Moreover, within the US over time, this immigrant advantage is recent but has grown since it emerged. In 1994, 62.9% of adult native-born Americans were employed (solid blue line below) versus 59.7% of immigrants (solid orange line), giving native-born adults a roughly-3-percentage-point premium. But by 2001, the native-born advantage had disappeared entirely and the foreign-born employment advantage kept growing thereafter. It’s come down a bit from its 2014 peak, when foreign-born Americans were 4.1 percentage points more likely to be employed, but it still stands at 3.5 percentage points as of 2016.



However, face value is deceiving here because the native-born and immigrant populations are very different from one another. For example, a larger proportion of the immigrant adult population is in the prime working-age years of 25-54 years old than native-born adults: 61% versus 47% respectively as of 2016. Also, the prime-age immigrant adult population also skews slightly more male than native-born adults (49.7% versus 49.0%). Since 25-54 year olds, as well as men, are more likely to be employed than others,  it would not be surprising that a subpopulation which skews more prime-age and more male would have higher employment rates.

To see how much demographic differences across a broad range of characteristics explain the wedge between immigrant and native-born employment, I reweighted the Census/BLS Current Population Survey (CPS) so that the proportions of the foreign-born population by age, sex, education, region of the country, and metro status matched those of the native-born population each year of the sample. So, for example, since 47% of the native-born population was ages 25-54 in 2016, I reweighted the immigrant population in the survey so that their 25-54 proportion would also be 47% in 2016. This is a quick way to see visually how much demographics explains the foreign-/native-born wedge. The reweighted immigrant employment line is shown in dashed orange.

As you can see, demographics explain a great deal of the difference between native- and foreign-born employment rates. In fact, beginning around 2006, the reweighted line is almost exactly on top of the native-born line, indicating that the demographic characteristics I controlled for explain virtually all of the wedge. This is in itself pretty interesting: once we control for demographic, geographic, and educational differences, immigrants are just as likely to be employed as native-born workers, no less and no more. It doesn’t mean there aren’t other factors working against immigrants, or to their advantage. But it does suggest that once we control for basic characteristics of the population, all these other factors are a wash, at least since 2006.
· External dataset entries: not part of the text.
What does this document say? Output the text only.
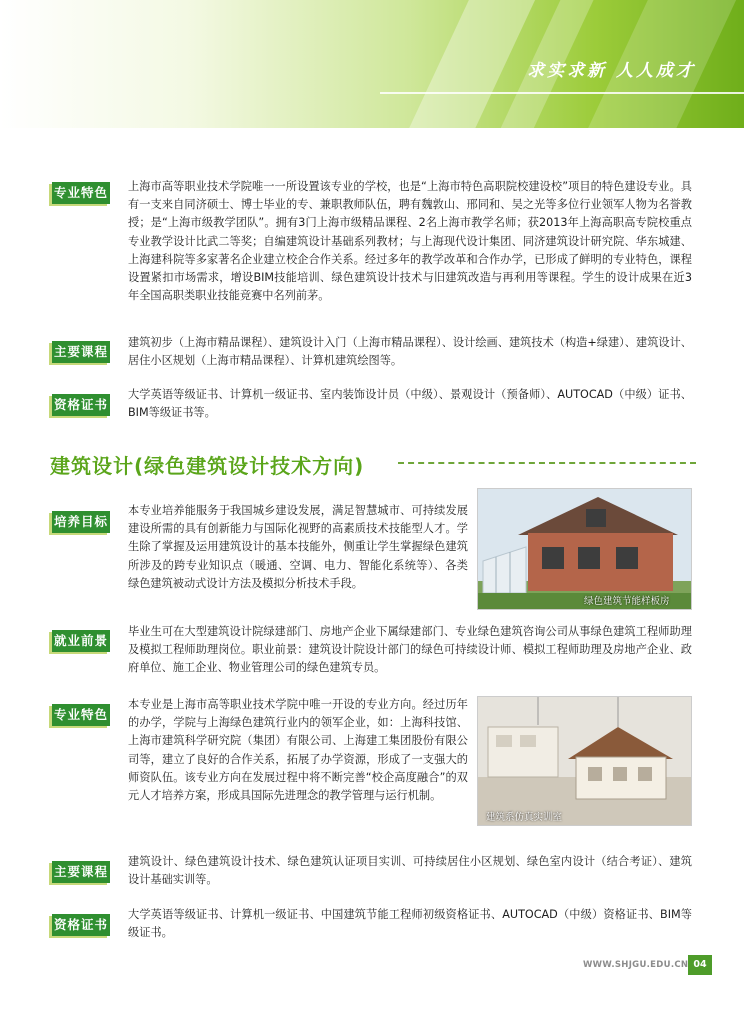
求实求新 人人成才
专业特色 上海市高等职业技术学院唯一一所设置该专业的学校，也是“上海市特色高职院校建设校”项目的特色建设专业。具有一支来自同济硕士、博士毕业的专、兼职教师队伍，聘有魏敦山、邢同和、吴之光等多位行业领军人物为名誉教授；是“上海市级教学团队”。拥有3门上海市级精品课程、2名上海市教学名师；获2013年上海高职高专院校重点专业教学设计比武二等奖；自编建筑设计基础系列教材；与上海现代设计集团、同济建筑设计研究院、华东城建、上海建科院等多家著名企业建立校企合作关系。经过多年的教学改革和合作办学，已形成了鲜明的专业特色，课程设置紧扣市场需求，增设BIM技能培训、绿色建筑设计技术与旧建筑改造与再利用等课程。学生的设计成果在近3年全国高职类职业技能竞赛中名列前茅。

主要课程

建筑初步（上海市精品课程）、建筑设计入门（上海市精品课程）、设计绘画、建筑技术（构造+绿建）、建筑设计、居住小区规划（上海市精品课程）、计算机建筑绘图等。

资格证书

大学英语等级证书、计算机一级证书、室内装饰设计员（中级）、景观设计（预备师）、AUTOCAD（中级）证书、BIM等级证书等。

建筑设计(绿色建筑设计技术方向)
培养目标

本专业培养能服务于我国城乡建设发展，满足智慧城市、可持续发展建设所需的具有创新能力与国际化视野的高素质技术技能型人才。学生除了掌握及运用建筑设计的基本技能外，侧重让学生掌握绿色建筑所涉及的跨专业知识点（暖通、空调、电力、智能化系统等）、各类绿色建筑被动式设计方法及模拟分析技术手段。

绿色建筑节能样板房
就业前景

毕业生可在大型建筑设计院绿建部门、房地产企业下属绿建部门、专业绿色建筑咨询公司从事绿色建筑工程师助理及模拟工程师助理岗位。职业前景：建筑设计院设计部门的绿色可持续设计师、模拟工程师助理及房地产企业、政府单位、施工企业、物业管理公司的绿色建筑专员。

专业特色

本专业是上海市高等职业技术学院中唯一开设的专业方向。经过历年的办学，学院与上海绿色建筑行业内的领军企业，如：上海科技馆、上海市建筑科学研究院（集团）有限公司、上海建工集团股份有限公司等，建立了良好的合作关系，拓展了办学资源，形成了一支强大的师资队伍。该专业方向在发展过程中将不断完善“校企高度融合”的双元人才培养方案，形成具国际先进理念的教学管理与运行机制。

建筑系仿真实训室
主要课程

建筑设计、绿色建筑设计技术、绿色建筑认证项目实训、可持续居住小区规划、绿色室内设计（结合考证）、建筑设计基础实训等。

资格证书

大学英语等级证书、计算机一级证书、中国建筑节能工程师初级资格证书、AUTOCAD（中级）资格证书、BIM等级证书。

WWW.SHJGU.EDU.CN 04
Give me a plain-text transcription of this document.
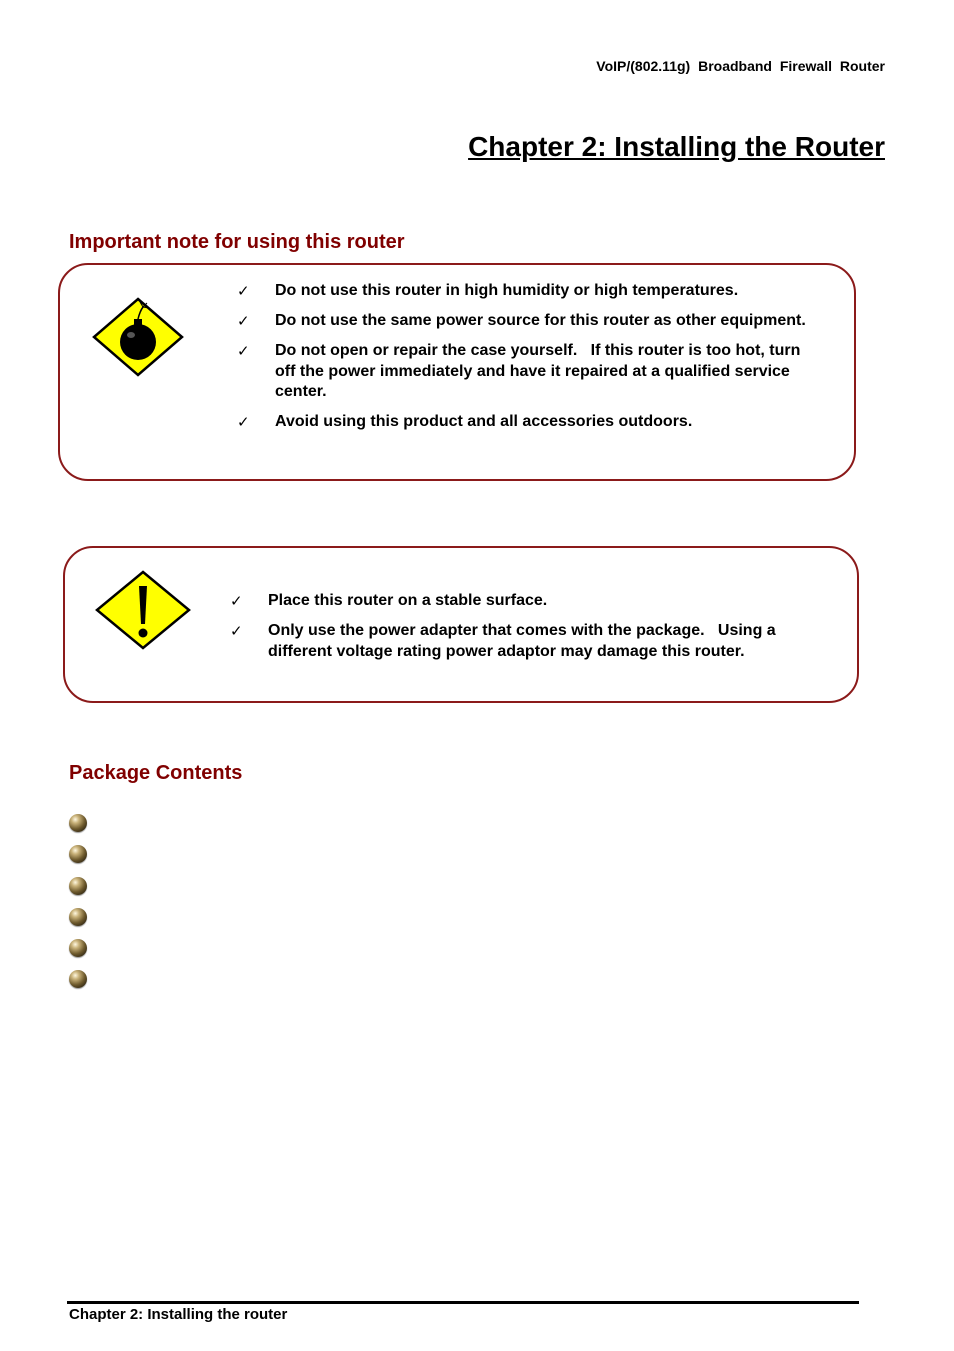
VoIP/(802.11g) Broadband Firewall Router
Chapter 2: Installing the Router
Important note for using this router
✓ Do not use this router in high humidity or high temperatures.
✓ Do not use the same power source for this router as other equipment.
✓ Do not open or repair the case yourself.   If this router is too hot, turn off the power immediately and have it repaired at a qualified service center.
✓ Avoid using this product and all accessories outdoors.
✓ Place this router on a stable surface.
✓ Only use the power adapter that comes with the package.   Using a different voltage rating power adaptor may damage this router.
Package Contents
Chapter 2: Installing the router
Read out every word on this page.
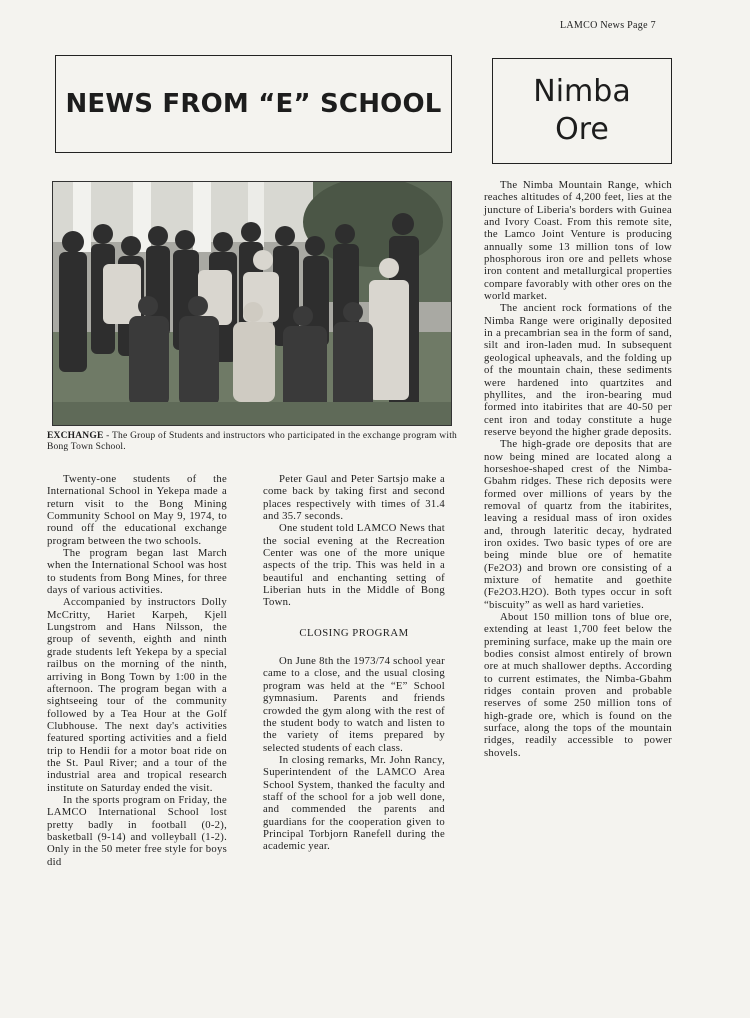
LAMCO News Page 7
NEWS FROM “E” SCHOOL	Nimba
Ore
EXCHANGE - The Group of Students and instructors who participated in the exchange program with Bong Town School.

Twenty-one students of the International School in Yekepa made a return visit to the Bong Mining Community School on May 9, 1974, to round off the educational exchange program between the two schools.

The program began last March when the International School was host to students from Bong Mines, for three days of various activities.

Accompanied by instructors Dolly McCritty, Hariet Karpeh, Kjell Lungstrom and Hans Nilsson, the group of seventh, eighth and ninth grade students left Yekepa by a special railbus on the morning of the ninth, arriving in Bong Town by 1:00 in the afternoon. The program began with a sightseeing tour of the community followed by a Tea Hour at the Golf Clubhouse. The next day's activities featured sporting activities and a field trip to Hendii for a motor boat ride on the St. Paul River; and a tour of the industrial area and tropical research institute on Saturday ended the visit.

In the sports program on Friday, the LAMCO International School lost pretty badly in football (0-2), basketball (9-14) and volleyball (1-2). Only in the 50 meter free style for boys did

Peter Gaul and Peter Sartsjo make a come back by taking first and second places respectively with times of 31.4 and 35.7 seconds.

One student told LAMCO News that the social evening at the Recreation Center was one of the more unique aspects of the trip. This was held in a beautiful and enchanting setting of Liberian huts in the Middle of Bong Town.

CLOSING PROGRAM

On June 8th the 1973/74 school year came to a close, and the usual closing program was held at the “E” School gymnasium. Parents and friends crowded the gym along with the rest of the student body to watch and listen to the variety of items prepared by selected students of each class.

In closing remarks, Mr. John Rancy, Superintendent of the LAMCO Area School System, thanked the faculty and staff of the school for a job well done, and commended the parents and guardians for the cooperation given to Principal Torbjorn Ranefell during the academic year.

The Nimba Mountain Range, which reaches altitudes of 4,200 feet, lies at the juncture of Liberia's borders with Guinea and Ivory Coast. From this remote site, the Lamco Joint Venture is producing annually some 13 million tons of low phosphorous iron ore and pellets whose iron content and metallurgical properties compare favorably with other ores on the world market.

The ancient rock formations of the Nimba Range were originally deposited in a precambrian sea in the form of sand, silt and iron-laden mud. In subsequent geological upheavals, and the folding up of the mountain chain, these sediments were hardened into quartzites and phyllites, and the iron-bearing mud formed into itabirites that are 40-50 per cent iron and today constitute a huge reserve beyond the higher grade deposits.

The high-grade ore deposits that are now being mined are located along a horseshoe-shaped crest of the Nimba-Gbahm ridges. These rich deposits were formed over millions of years by the removal of quartz from the itabirites, leaving a residual mass of iron oxides and, through lateritic decay, hydrated iron oxides. Two basic types of ore are being minde blue ore of hematite (Fe2O3) and brown ore consisting of a mixture of hematite and goethite (Fe2O3.H2O). Both types occur in soft “biscuity” as well as hard varieties.

About 150 million tons of blue ore, extending at least 1,700 feet below the premining surface, make up the main ore bodies consist almost entirely of brown ore at much shallower depths. According to current estimates, the Nimba-Gbahm ridges contain proven and probable reserves of some 250 million tons of high-grade ore, which is found on the surface, along the tops of the mountain ridges, readily accessible to power shovels.
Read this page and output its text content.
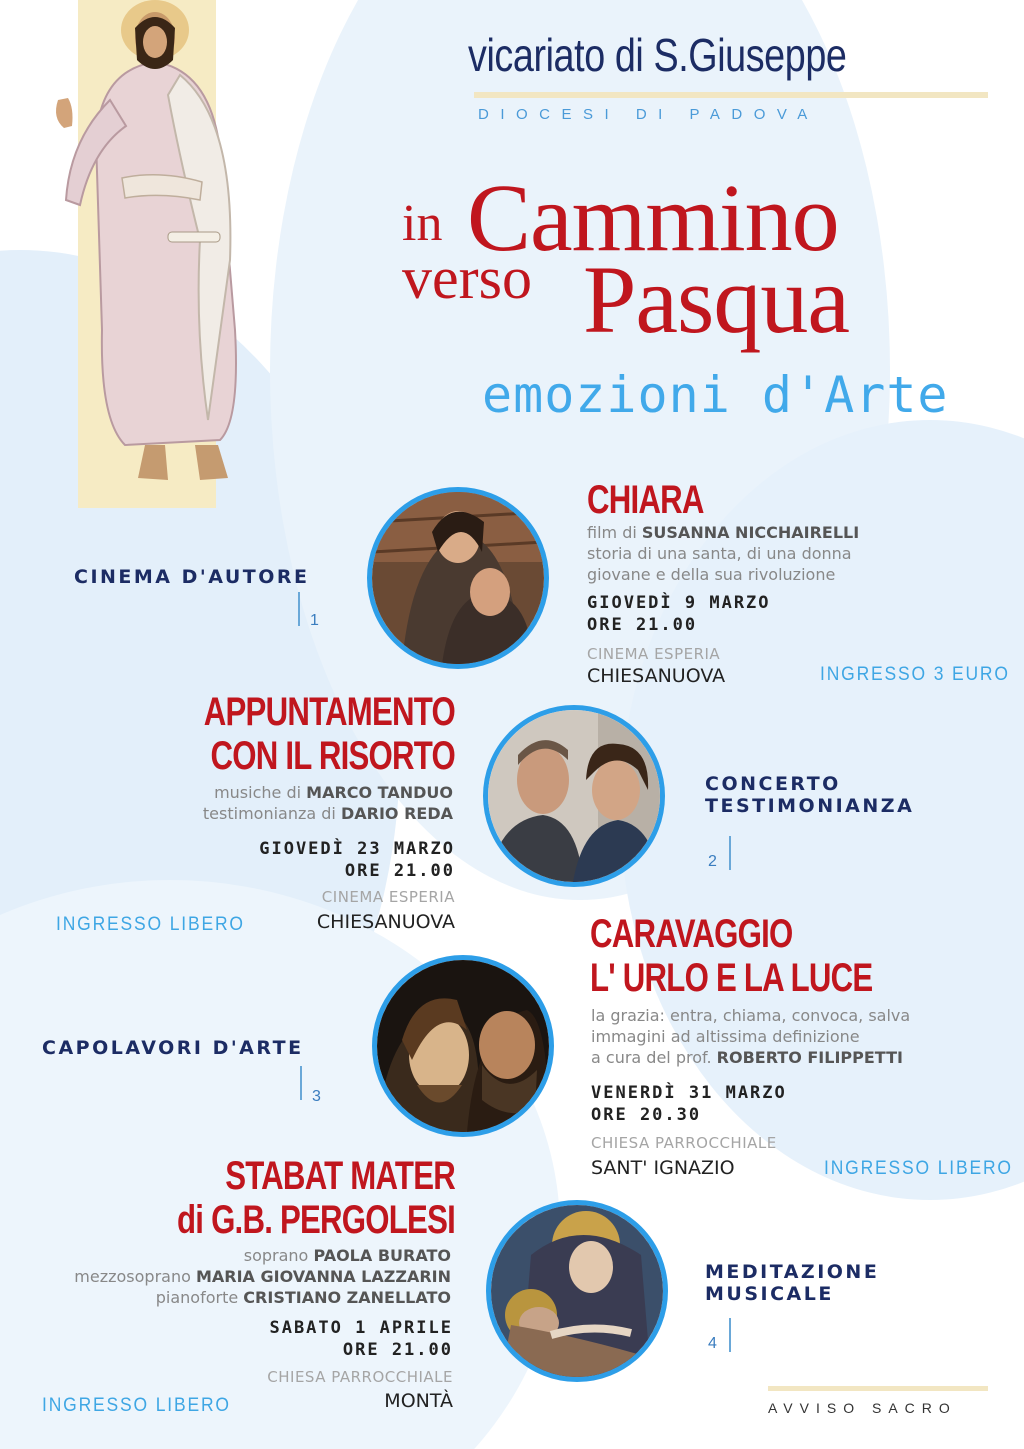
vicariato di S.Giuseppe
DIOCESI DI PADOVA
in Cammino
verso Pasqua
emozioni d'Arte
CINEMA D'AUTORE
1
CHIARA
film di SUSANNA NICCHAIRELLI
storia di una santa, di una donna
giovane e della sua rivoluzione
GIOVEDÌ 9 MARZO
ORE 21.00
CINEMA ESPERIA
CHIESANUOVA	INGRESSO 3 EURO
APPUNTAMENTO
CON IL RISORTO
musiche di MARCO TANDUO
testimonianza di DARIO REDA
GIOVEDÌ 23 MARZO
ORE 21.00
CINEMA ESPERIA
CHIESANUOVA
INGRESSO LIBERO
CONCERTO
TESTIMONIANZA
2
CAPOLAVORI D'ARTE
3
CARAVAGGIO
L' URLO E LA LUCE
la grazia: entra, chiama, convoca, salva
immagini ad altissima definizione
a cura del prof. ROBERTO FILIPPETTI
VENERDÌ 31 MARZO
ORE 20.30
CHIESA PARROCCHIALE
SANT' IGNAZIO	INGRESSO LIBERO
STABAT MATER
di G.B. PERGOLESI
soprano PAOLA BURATO
mezzosoprano MARIA GIOVANNA LAZZARIN
pianoforte CRISTIANO ZANELLATO
SABATO 1 APRILE
ORE 21.00
CHIESA PARROCCHIALE
MONTÀ
INGRESSO LIBERO
MEDITAZIONE
MUSICALE
4
AVVISO SACRO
But note that demographics don’t fully explain the employment wedge before 2006, and in fact, controlling for demography makes immigrant employment rates consistently lower than native-born rates before then. It may be because the types of skills brought to these shores were dramatically different before then even after controlling for education, but it’s hard to adjust for this (the CPS for example usually doesn’t record the last occupation or industry of people out of the labor force, which would be one way of testing if the skill mix of the entire immigrant population had shifted). This may also relate to changes in where immigrants have been coming from, e.g. Latin America versus Asia, but it’s not clear beforehand how this should affect employment, if at all. And of course, discrimination may play a role. Regardless, the lead-up to 2006 remains an open and potentially interesting story, and I may have more to add in a later post.

In the meantime, know that when it comes to the labor market, foreign-born Americans look a lot like native-born Americans.